Total socialism is of course unworkable anyway, but this was no socialism.
Well, defining any social order in this manner will result in the same conclusion. Just as with democracy, the power is never in the hands of people.
Defining it negatively though - as a social order in which the private ownership of means of production is prohibited by law - socialism definitely existed.
In democracy the power is to some extent in the hands of the people. That even enables partial socialism, when e.g. some industries or transport companies belong to the state, but rest of the economy is private. But if there is no democracy, there is also no socialism.

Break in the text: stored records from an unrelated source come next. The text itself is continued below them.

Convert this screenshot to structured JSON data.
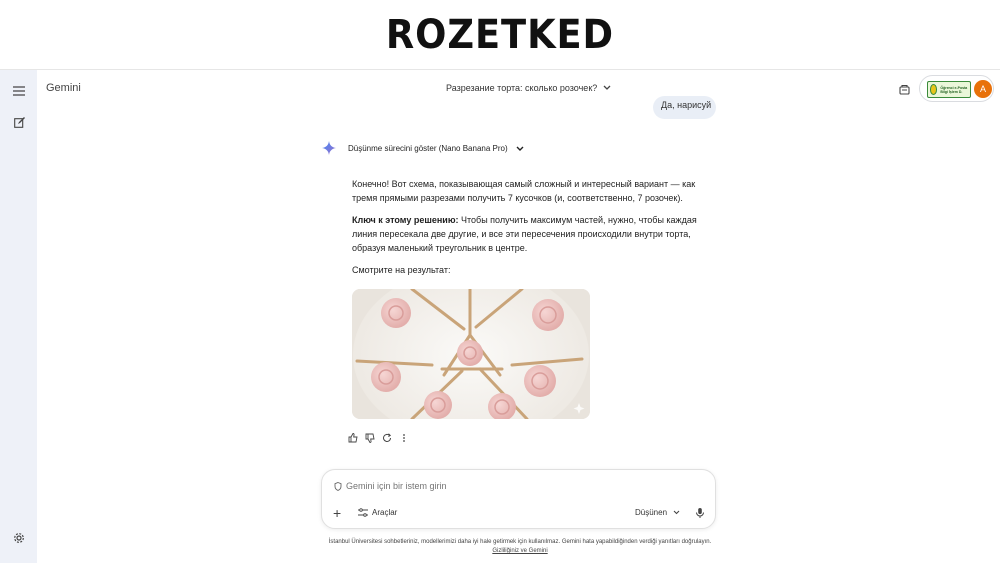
{
  "banner": {
    "logo": "ROZETKED"
  },
  "header": {
    "app_title": "Gemini",
    "chat_title": "Разрезание торта: сколько розочек?",
    "institution_badge": "Öğrenci e-Posta Bilgi İşlem D.",
    "avatar_letter": "A"
  },
  "user_message": {
    "text": "Да, нарисуй"
  },
  "response": {
    "thinking_label": "Düşünme sürecini göster (Nano Banana Pro)",
    "paragraph1": "Конечно! Вот схема, показывающая самый сложный и интересный вариант — как тремя прямыми разрезами получить 7 кусочков (и, соответственно, 7 розочек).",
    "key_label": "Ключ к этому решению:",
    "paragraph2": " Чтобы получить максимум частей, нужно, чтобы каждая линия пересекала две другие, и все эти пересечения происходили внутри торта, образуя маленький треугольник в центре.",
    "paragraph3": "Смотрите на результат:"
  },
  "input": {
    "placeholder": "Gemini için bir istem girin",
    "tools_label": "Araçlar",
    "mode_label": "Düşünen"
  },
  "footer": {
    "disclaimer": "İstanbul Üniversitesi sohbetleriniz, modellerimizi daha iyi hale getirmek için kullanılmaz. Gemini hata yapabildiğinden verdiği yanıtları doğrulayın.",
    "privacy_link": "Gizliliğiniz ve Gemini"
  },
  "colors": {
    "rail_bg": "#eef1f8",
    "bubble_bg": "#e9eef6",
    "avatar_bg": "#e8710a",
    "gemini_blue": "#4285f4"
  }
}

> private ownership of means of production is prohibited by law - socialism definitely existed
It did not exist, it was merely declared to exist by law. And there are several issues with that, one is that means of production are also your hands and your head and you can always refuse to use them, explicitly or implicitly, however painful that may be. And the second one is the existence of huge informal economy that has supplanted the shortcomings of the formal one and that one has always been dependent on private production and this has been the case in all 'communist' economies AFAIK. It was certainly the case in communist Czechoslovakia where I lived.